Under the PINK Carpet is a television entertainment/news magazine series that highlights gay, lesbian, bisexual and transgender (LGBT) arts, nightlife and culture in New York City and is broadcast on NYC Life/NYC Media WNYE-TV, and on WYBE MiND TV in Philadelphia, The goal of the series is to entertain and educate about the LGBT (Lesbian, Gay, Bi and Transgender) Community, give exposure to Out artists and to show how Gay citizens contribute to the cultural fabric of New York City and the world. The show first started in Philadelphia before the production moved to New York City.

The show is created, produced and directed by Tony Sawicki, who also serves as the primary correspondent. Also featured are Drag Diva personality Lady Clover Honey, actor and filmmaker Fred Anguera, comedian Marianne Schaberg, performance artist Robin Cloud, attorney and self-described "Fag-Hag" Stephanie Butler and comic Michele Balan who went on to achieve network fame as a top contestant on NBC's "Last Comic Standing".

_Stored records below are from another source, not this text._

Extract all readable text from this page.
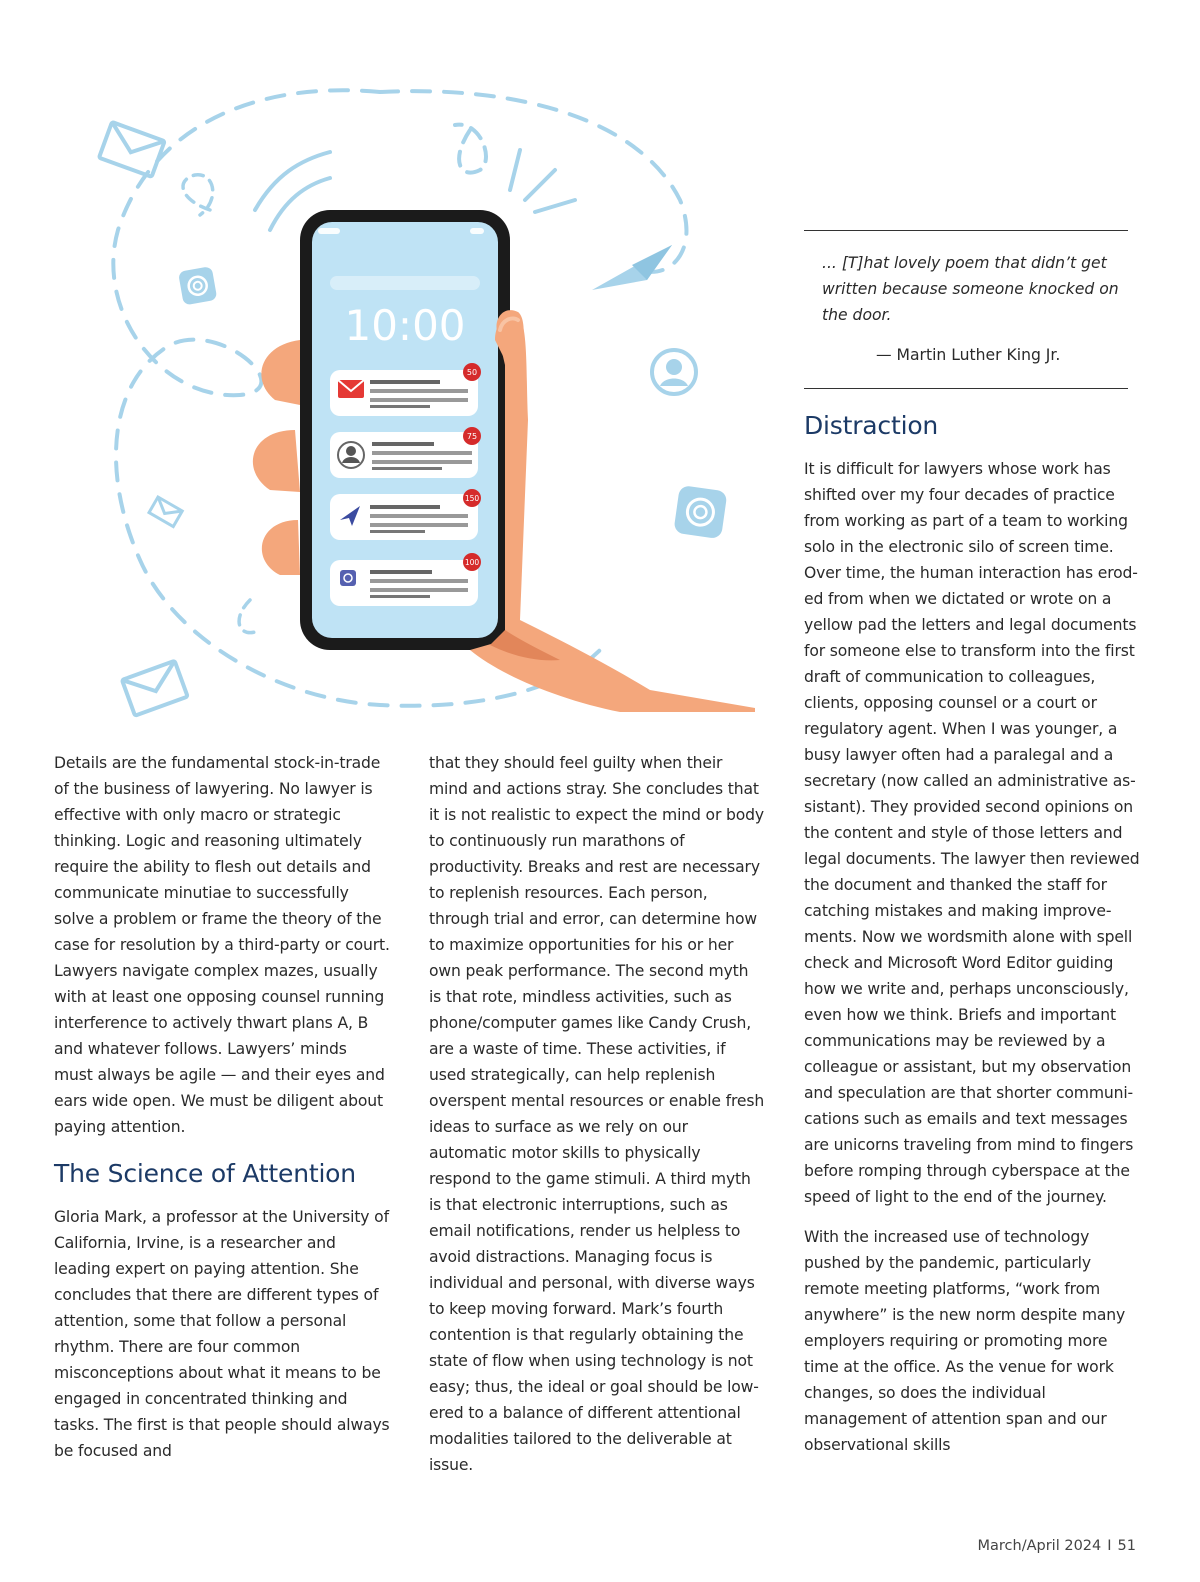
10:00
50
75
150
100

... [T]hat lovely poem that didn’t get written because someone knocked on the door.

— Martin Luther King Jr.

Details are the fundamental stock-in-trade of the business of lawyering. No lawyer is effective with only macro or strategic thinking. Logic and reasoning ultimately require the ability to flesh out details and communicate minutiae to successfully solve a problem or frame the theory of the case for resolution by a third-party or court. Lawyers navigate complex mazes, usually with at least one opposing counsel running interference to actively thwart plans A, B and whatever follows. Lawyers’ minds must always be agile — and their eyes and ears wide open. We must be diligent about paying attention.

The Science of Attention

Gloria Mark, a professor at the University of California, Irvine, is a researcher and leading expert on paying attention. She concludes that there are different types of attention, some that follow a personal rhythm. There are four common misconceptions about what it means to be engaged in concentrated thinking and tasks. The first is that people should always be focused and

that they should feel guilty when their mind and actions stray. She concludes that it is not realistic to expect the mind or body to continuously run marathons of productivity. Breaks and rest are necessary to replenish resources. Each person, through trial and error, can determine how to maximize opportunities for his or her own peak performance. The second myth is that rote, mindless activities, such as phone/computer games like Candy Crush, are a waste of time. These activities, if used strategically, can help replenish overspent mental resources or enable fresh ideas to surface as we rely on our automatic motor skills to physically respond to the game stimuli. A third myth is that electronic interruptions, such as email notifications, render us helpless to avoid distractions. Managing focus is individual and personal, with diverse ways to keep moving forward. Mark’s fourth contention is that regularly obtaining the state of flow when using technology is not easy; thus, the ideal or goal should be lowered to a balance of different attentional modalities tailored to the deliverable at issue.

Distraction

It is difficult for lawyers whose work has shifted over my four decades of practice from working as part of a team to working solo in the electronic silo of screen time. Over time, the human interaction has eroded from when we dictated or wrote on a yellow pad the letters and legal documents for someone else to transform into the first draft of communication to colleagues, clients, opposing counsel or a court or regulatory agent. When I was younger, a busy lawyer often had a paralegal and a secretary (now called an administrative assistant). They provided second opinions on the content and style of those letters and legal documents. The lawyer then reviewed the document and thanked the staff for catching mistakes and making improvements. Now we wordsmith alone with spell check and Microsoft Word Editor guiding how we write and, perhaps unconsciously, even how we think. Briefs and important communications may be reviewed by a colleague or assistant, but my observation and speculation are that shorter communications such as emails and text messages are unicorns traveling from mind to fingers before romping through cyberspace at the speed of light to the end of the journey.

With the increased use of technology pushed by the pandemic, particularly remote meeting platforms, “work from anywhere” is the new norm despite many employers requiring or promoting more time at the office. As the venue for work changes, so does the individual management of attention span and our observational skills

March/April 2024 I 51
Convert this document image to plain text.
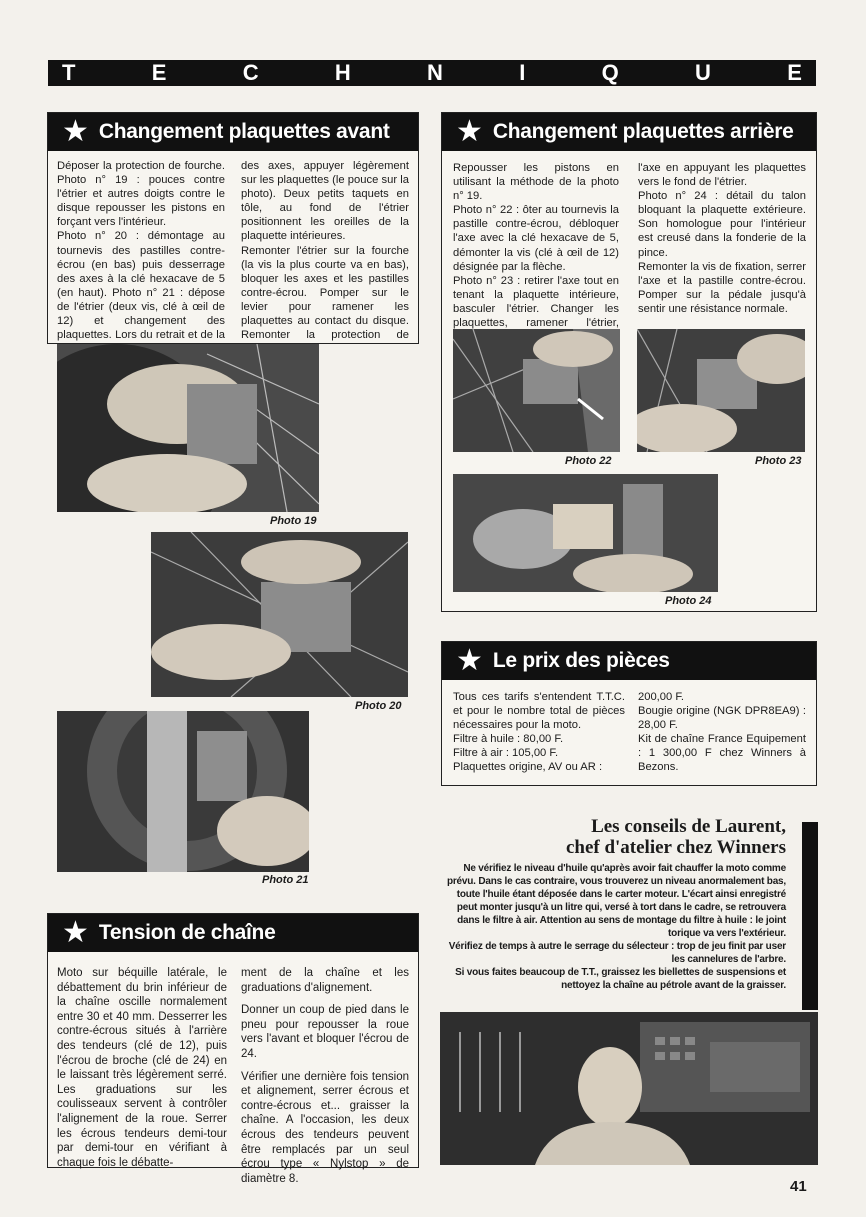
T	E	C	H	N	I	Q	U	E
★ Changement plaquettes avant

Déposer la protection de fourche. Photo n° 19 : pouces contre l'étrier et autres doigts contre le disque repousser les pistons en forçant vers l'intérieur.

Photo n° 20 : démontage au tournevis des pastilles contre-écrou (en bas) puis desserrage des axes à la clé hexacave de 5 (en haut). Photo n° 21 : dépose de l'étrier (deux vis, clé à œil de 12) et changement des plaquettes. Lors du retrait et de la

des axes, appuyer légèrement sur les plaquettes (le pouce sur la photo). Deux petits taquets en tôle, au fond de l'étrier positionnent les oreilles de la plaquette intérieures.

Remonter l'étrier sur la fourche (la vis la plus courte va en bas), bloquer les axes et les pastilles contre-écrou. Pomper sur le levier pour ramener les plaquettes au contact du disque. Remonter la protection de

Photo 19
Photo 20
Photo 21
★ Changement plaquettes arrière

Repousser les pistons en utilisant la méthode de la photo n° 19.

Photo n° 22 : ôter au tournevis la pastille contre-écrou, débloquer l'axe avec la clé hexacave de 5, démonter la vis (clé à œil de 12) désignée par la flèche.

Photo n° 23 : retirer l'axe tout en tenant la plaquette intérieure, basculer l'étrier. Changer les plaquettes, ramener l'étrier,

l'axe en appuyant les plaquettes vers le fond de l'étrier.

Photo n° 24 : détail du talon bloquant la plaquette extérieure. Son homologue pour l'intérieur est creusé dans la fonderie de la pince.

Remonter la vis de fixation, serrer l'axe et la pastille contre-écrou. Pomper sur la pédale jusqu'à sentir une résistance normale.

Photo 22	Photo 23
Photo 24
★ Le prix des pièces

Tous ces tarifs s'entendent T.T.C. et pour le nombre total de pièces nécessaires pour la moto.

Filtre à huile : 80,00 F.

Filtre à air : 105,00 F.

Plaquettes origine, AV ou AR :

200,00 F.

Bougie origine (NGK DPR8EA9) : 28,00 F.

Kit de chaîne France Equipement : 1 300,00 F chez Winners à Bezons.

Les conseils de Laurent,
chef d'atelier chez Winners

Ne vérifiez le niveau d'huile qu'après avoir fait chauffer la moto comme prévu. Dans le cas contraire, vous trouverez un niveau anormalement bas, toute l'huile étant déposée dans le carter moteur. L'écart ainsi enregistré peut monter jusqu'à un litre qui, versé à tort dans le cadre, se retrouvera dans le filtre à air. Attention au sens de montage du filtre à huile : le joint torique va vers l'extérieur.

Vérifiez de temps à autre le serrage du sélecteur : trop de jeu finit par user les cannelures de l'arbre.

Si vous faites beaucoup de T.T., graissez les biellettes de suspensions et nettoyez la chaîne au pétrole avant de la graisser.

★ Tension de chaîne

Moto sur béquille latérale, le débattement du brin inférieur de la chaîne oscille normalement entre 30 et 40 mm. Desserrer les contre-écrous situés à l'arrière des tendeurs (clé de 12), puis l'écrou de broche (clé de 24) en le laissant très légèrement serré. Les graduations sur les coulisseaux servent à contrôler l'alignement de la roue. Serrer les écrous tendeurs demi-tour par demi-tour en vérifiant à chaque fois le débatte-

ment de la chaîne et les graduations d'alignement.

Donner un coup de pied dans le pneu pour repousser la roue vers l'avant et bloquer l'écrou de 24.

Vérifier une dernière fois tension et alignement, serrer écrous et contre-écrous et... graisser la chaîne. A l'occasion, les deux écrous des tendeurs peuvent être remplacés par un seul écrou type « Nylstop » de diamètre 8.	41
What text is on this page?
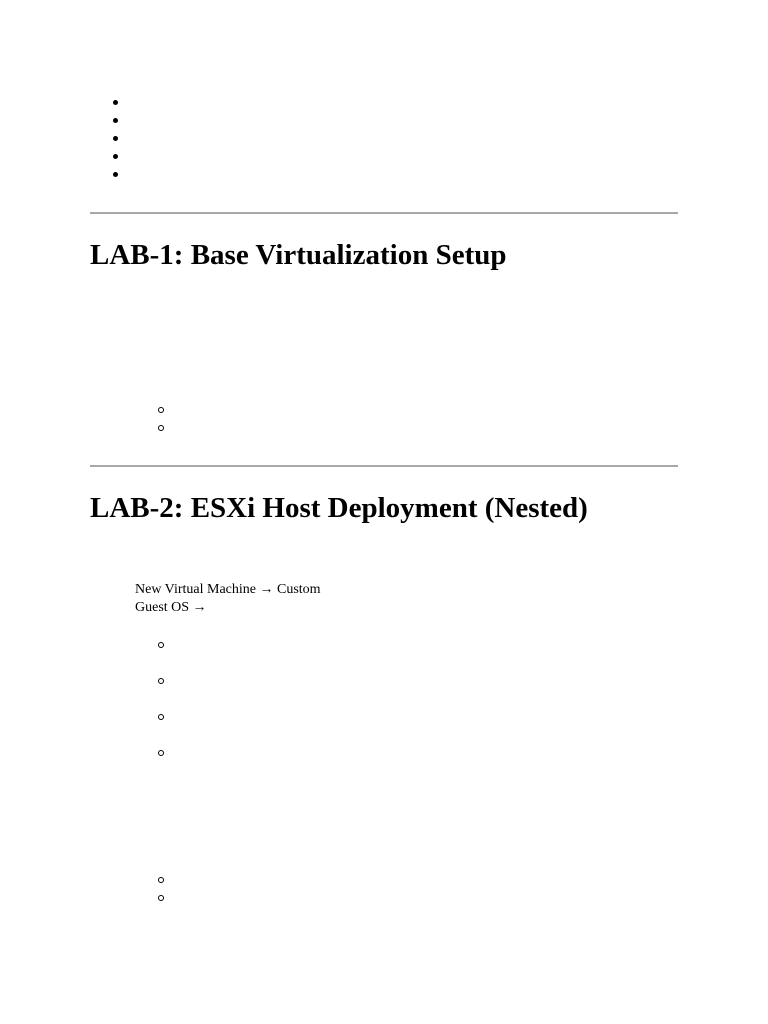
LAB-1: Base Virtualization Setup
LAB-2: ESXi Host Deployment (Nested)
New Virtual Machine → Custom
Guest OS →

In 2004, Under the PINK Carpet was distributed by NETA (National Educational Telecommunications Association)a national distributor of PBS television programs to PBS stations in Washington DC, San Francisco and Austin. The series was also broadcast in Canada on the OUTtv cable network.

In May 2010, Tony Sawicki received a Passion Fruit Award for his outstanding dedication and contributions to the NYC, LGBT and Arts Communities for his work on Under the PINK Carpet from the Fresh Fruit Festival, the largest annual LGBT Arts Festival in New York City.